DÉMENCE PRÉCOCE
Ancien nom de la schizophrénie. Kraepelin (1855-1926) choisit cette expression en 1883 pour désigner des « démences » observées chez des jeunes gens ; en 1896, il rapporta ces cas à l'hébéphrénie de Kahlbaum-Hecker ; enfin, en 1899, il reprit le terme pour nommer une maladie mentale incurable, évolutive, vaguement parallèle à la paralysie générale, et dont il proposa de faire une entité opposée point par point à la folie circulaire de Falret, ou psychose maniaco-dépressive, qu'il considérait comme curable. Le regroupement de la démence précoce était nécessaire, puisqu'elle risquait d'éclater en ses formes cliniques, décrites comme des maladies autonomes : l'hébéphrénie de Hecker, la catatonie de Kahlbaum et la démence paranoïde décrite par Kraepelin lui-même en 1893. Ce regroupement était légitime, bien que peut-être trop large puisqu'il englobait des délires systématisés ; mais surtout le nom était malheureux, puisqu'il ne s'agissait pas là d'une démence au sens technique du mot et que la maladie n'apparaît pas toujours tôt dans la vie. Aussi la plupart des auteurs se rallièrent-ils à la dénomination de schizophrénie proposée par Bleuler (1857-1939) en 1911.
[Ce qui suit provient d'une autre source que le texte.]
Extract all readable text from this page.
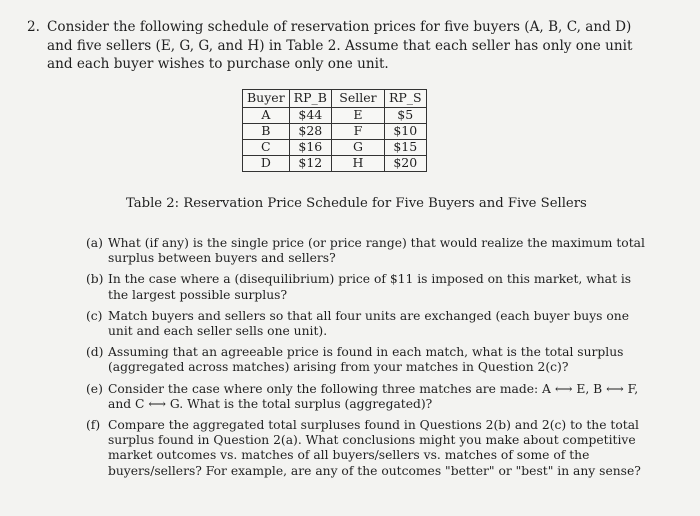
2. Consider the following schedule of reservation prices for five buyers (A, B, C, and D) and five sellers (E, G, G, and H) in Table 2. Assume that each seller has only one unit and each buyer wishes to purchase only one unit.
Buyer	RP_B	Seller	RP_S
A	$44	E	$5
B	$28	F	$10
C	$16	G	$15
D	$12	H	$20
Table 2: Reservation Price Schedule for Five Buyers and Five Sellers
(a) What (if any) is the single price (or price range) that would realize the maximum total surplus between buyers and sellers?
(b) In the case where a (disequilibrium) price of $11 is imposed on this market, what is the largest possible surplus?
(c) Match buyers and sellers so that all four units are exchanged (each buyer buys one unit and each seller sells one unit).
(d) Assuming that an agreeable price is found in each match, what is the total surplus (aggregated across matches) arising from your matches in Question 2(c)?
(e) Consider the case where only the following three matches are made: A ⟷ E, B ⟷ F, and C ⟷ G. What is the total surplus (aggregated)?
(f) Compare the aggregated total surpluses found in Questions 2(b) and 2(c) to the total surplus found in Question 2(a). What conclusions might you make about competitive market outcomes vs. matches of all buyers/sellers vs. matches of some of the buyers/sellers? For example, are any of the outcomes "better" or "best" in any sense?
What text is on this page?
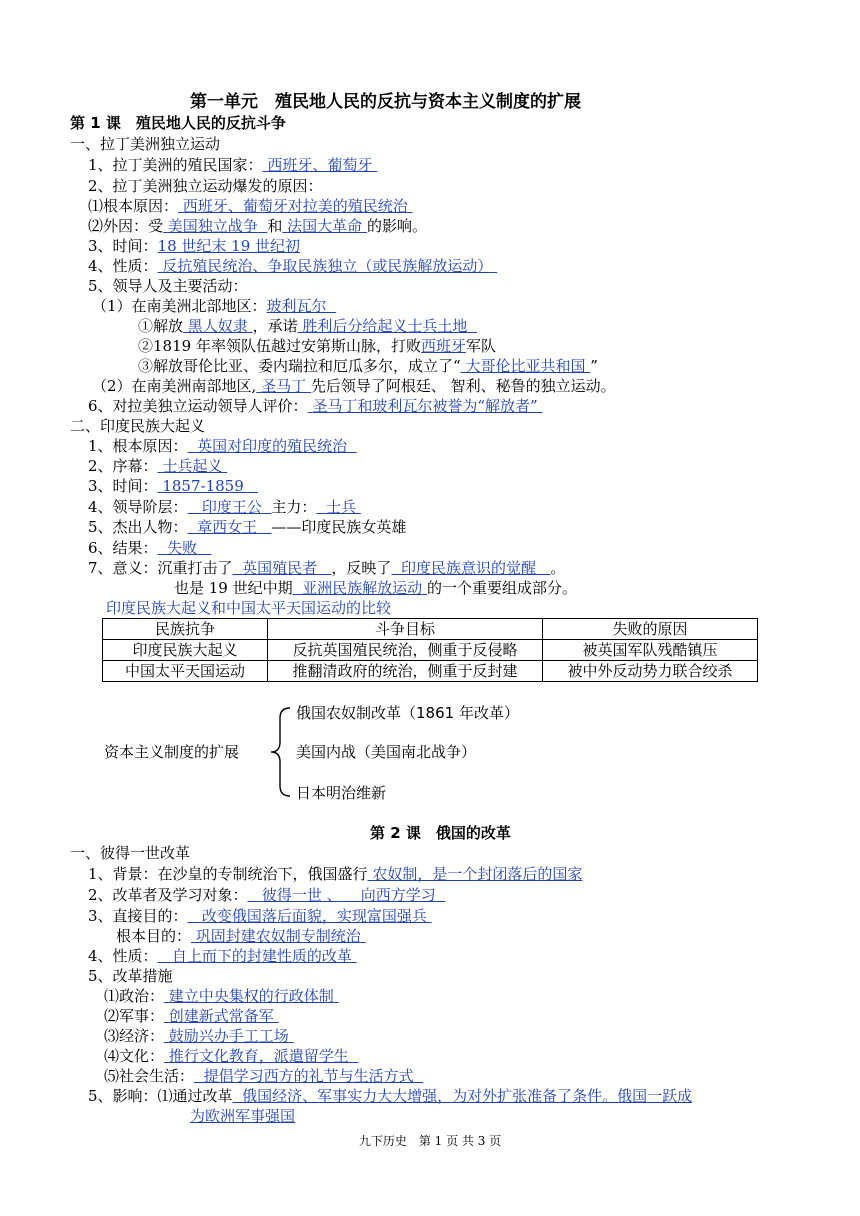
第一单元　殖民地人民的反抗与资本主义制度的扩展
第 1 课　殖民地人民的反抗斗争
一、拉丁美洲独立运动
1、拉丁美洲的殖民国家： 西班牙、葡萄牙
2、拉丁美洲独立运动爆发的原因：
⑴根本原因： 西班牙、葡萄牙对拉美的殖民统治
⑵外因：受 美国独立战争 和 法国大革命 的影响。
3、时间：18 世纪末 19 世纪初
4、性质： 反抗殖民统治、争取民族独立（或民族解放运动）
5、领导人及主要活动：
（1）在南美洲北部地区：玻利瓦尔
①解放 黑人奴隶 ，承诺 胜利后分给起义士兵土地
②1819 年率领队伍越过安第斯山脉，打败西班牙军队
③解放哥伦比亚、委内瑞拉和厄瓜多尔，成立了“ 大哥伦比亚共和国 ”
（2）在南美洲南部地区, 圣马丁 先后领导了阿根廷、 智利、秘鲁的独立运动。
6、对拉美独立运动领导人评价： 圣马丁和玻利瓦尔被誉为“解放者”
二、印度民族大起义
1、根本原因： 英国对印度的殖民统治
2、序幕： 士兵起义
3、时间： 1857-1859
4、领导阶层： 印度王公 主力： 士兵
5、杰出人物： 章西女王 ——印度民族女英雄
6、结果： 失败
7、意义：沉重打击了 英国殖民者 ，反映了 印度民族意识的觉醒 。
也是 19 世纪中期 亚洲民族解放运动 的一个重要组成部分。
印度民族大起义和中国太平天国运动的比较
民族抗争	斗争目标	失败的原因
印度民族大起义	反抗英国殖民统治，侧重于反侵略	被英国军队残酷镇压
中国太平天国运动	推翻清政府的统治，侧重于反封建	被中外反动势力联合绞杀
资本主义制度的扩展
俄国农奴制改革（1861 年改革）
美国内战（美国南北战争）
日本明治维新
第 2 课　俄国的改革
一、彼得一世改革
1、背景：在沙皇的专制统治下，俄国盛行 农奴制，是一个封闭落后的国家
2、改革者及学习对象： 彼得一世 、 向西方学习
3、直接目的： 改变俄国落后面貌，实现富国强兵
根本目的： 巩固封建农奴制专制统治
4、性质： 自上而下的封建性质的改革
5、改革措施
⑴政治： 建立中央集权的行政体制
⑵军事： 创建新式常备军
⑶经济： 鼓励兴办手工工场
⑷文化： 推行文化教育，派遣留学生
⑸社会生活： 提倡学习西方的礼节与生活方式
5、影响：⑴通过改革 俄国经济、军事实力大大增强，为对外扩张准备了条件。俄国一跃成
为欧洲军事强国
九下历史　第 1 页 共 3 页
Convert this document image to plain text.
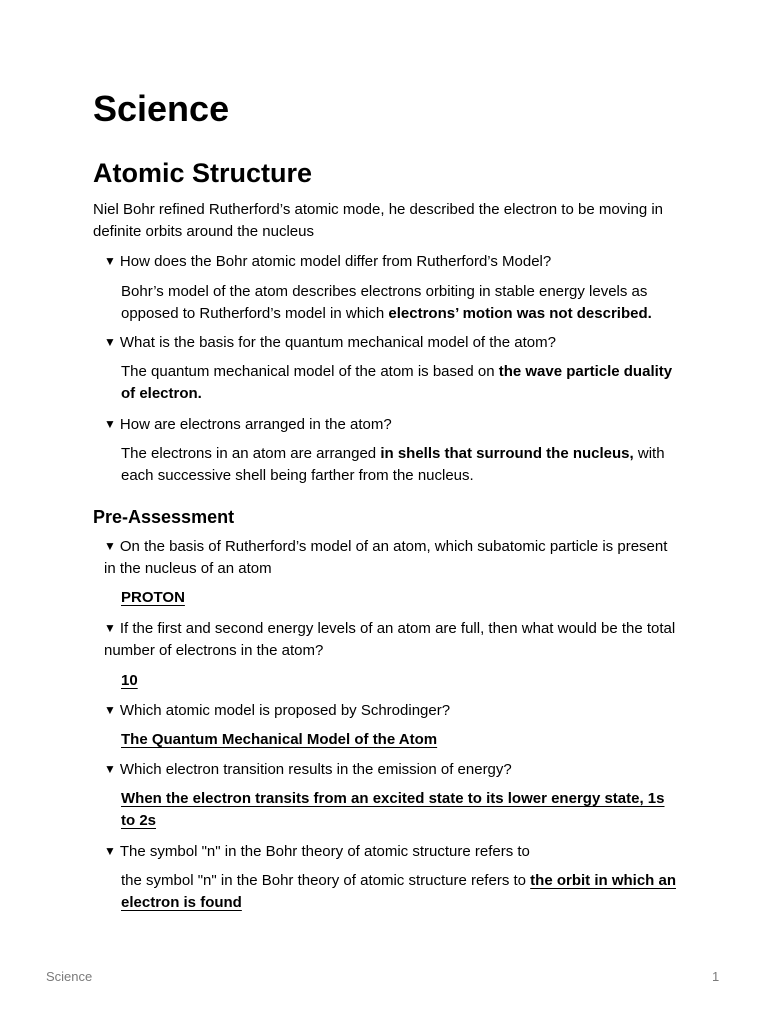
Science
Atomic Structure

Niel Bohr refined Rutherford’s atomic mode, he described the electron to be moving in definite orbits around the nucleus

▼ How does the Bohr atomic model differ from Rutherford’s Model?

Bohr’s model of the atom describes electrons orbiting in stable energy levels as opposed to Rutherford’s model in which electrons’ motion was not described.

▼ What is the basis for the quantum mechanical model of the atom?

The quantum mechanical model of the atom is based on the wave particle duality of electron.

▼ How are electrons arranged in the atom?

The electrons in an atom are arranged in shells that surround the nucleus, with each successive shell being farther from the nucleus.

Pre-Assessment

▼ On the basis of Rutherford’s model of an atom, which subatomic particle is present in the nucleus of an atom

PROTON

▼ If the first and second energy levels of an atom are full, then what would be the total number of electrons in the atom?

10

▼ Which atomic model is proposed by Schrodinger?

The Quantum Mechanical Model of the Atom

▼ Which electron transition results in the emission of energy?

When the electron transits from an excited state to its lower energy state, 1s to 2s

▼ The symbol "n" in the Bohr theory of atomic structure refers to

the symbol "n" in the Bohr theory of atomic structure refers to the orbit in which an electron is found

Science	1
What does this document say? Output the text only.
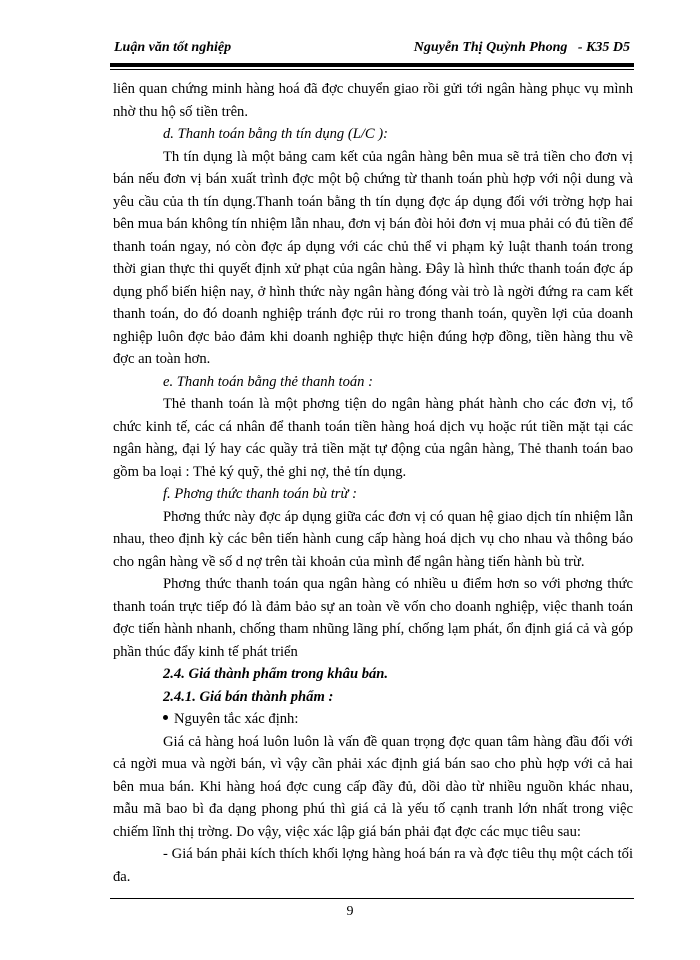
Luận văn tốt nghiệp	Nguyễn Thị Quỳnh Phong   - K35 D5

liên quan chứng minh hàng hoá đã đợc chuyển giao rồi gửi tới ngân hàng phục vụ mình nhờ thu hộ số tiền trên.

d. Thanh toán bằng th tín dụng (L/C ):

Th tín dụng là một bảng cam kết của ngân hàng bên mua sẽ trả tiền cho đơn vị bán nếu đơn vị bán xuất trình đợc một bộ chứng từ thanh toán phù hợp với nội dung và yêu cầu của th tín dụng.Thanh toán bằng th tín dụng đợc áp dụng đối với trờng hợp hai bên mua bán không tín nhiệm lẫn nhau, đơn vị bán đòi hỏi đơn vị mua phải có đủ tiền để thanh toán ngay, nó còn đợc áp dụng với các chủ thể vi phạm kỷ luật thanh toán trong thời gian thực thi quyết định xử phạt của ngân hàng. Đây là hình thức thanh toán đợc áp dụng phổ biến hiện nay, ở hình thức này ngân hàng đóng vài trò là ngời đứng ra cam kết thanh toán, do đó doanh nghiệp tránh đợc rủi ro trong thanh toán, quyền lợi của doanh nghiệp luôn đợc bảo đảm khi doanh nghiệp thực hiện đúng hợp đồng, tiền hàng thu về đợc an toàn hơn.

e. Thanh toán bằng thẻ thanh toán :

Thẻ thanh toán là một phơng tiện do ngân hàng phát hành cho các đơn vị, tổ chức kinh tế, các cá nhân để thanh toán tiền hàng hoá dịch vụ hoặc rút tiền mặt tại các ngân hàng, đại lý hay các quầy trả tiền mặt tự động của ngân hàng, Thẻ thanh toán bao gồm ba loại : Thẻ ký quỹ, thẻ ghi nợ, thẻ tín dụng.

f. Phơng thức thanh toán bù trừ :

Phơng thức này đợc áp dụng giữa các đơn vị có quan hệ giao dịch tín nhiệm lẫn nhau, theo định kỳ các bên tiến hành cung cấp hàng hoá dịch vụ cho nhau và thông báo cho ngân hàng về số d nợ trên tài khoản của mình để ngân hàng tiến hành bù trừ.

Phơng thức thanh toán qua ngân hàng có nhiều u điểm hơn so với phơng thức thanh toán trực tiếp đó là đảm bảo sự an toàn về vốn cho doanh nghiệp, việc thanh toán đợc tiến hành nhanh, chống tham nhũng lãng phí, chống lạm phát, ổn định giá cả và góp phần thúc đẩy kinh tế phát triển

2.4. Giá thành phẩm trong khâu bán.

2.4.1. Giá bán thành phẩm :

Nguyên tắc xác định:

Giá cả hàng hoá luôn luôn là vấn đề quan trọng đợc quan tâm hàng đầu đối với cả ngời mua và ngời bán, vì vậy cần phải xác định giá bán sao cho phù hợp với cả hai bên mua bán. Khi hàng hoá đợc cung cấp đầy đủ, dồi dào từ nhiều nguồn khác nhau, mẫu mã bao bì đa dạng phong phú thì giá cả là yếu tố cạnh tranh lớn nhất trong việc chiếm lĩnh thị trờng. Do vậy, việc xác lập giá bán phải đạt đợc các mục tiêu sau:

- Giá bán phải kích thích khối lợng hàng hoá bán ra và đợc tiêu thụ một cách tối đa.

9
Quelques psychiatres français (Claude, Heuyer) ont gardé l'expression pour désigner des formes de schizophrénie apparaissant précocement sur un terrain dégénératif, évoluant avec une relative rapidité et s'accompagnant d'atrophie cérébrale repérable par l'encéphalogramme. Jung avait écrit en 1906 une étude sur la psychologie de la démence précoce : un complexe à affect puissant produit une psychotoxine qui agit sur le cerveau, lequel ne s'oppose plus au retour du refoulé. Ce travail, probablement le premier essai d'un psychanalyste sur les psychoses, ne vainquit pas le scepticisme de Freud envers ce genre de recherche.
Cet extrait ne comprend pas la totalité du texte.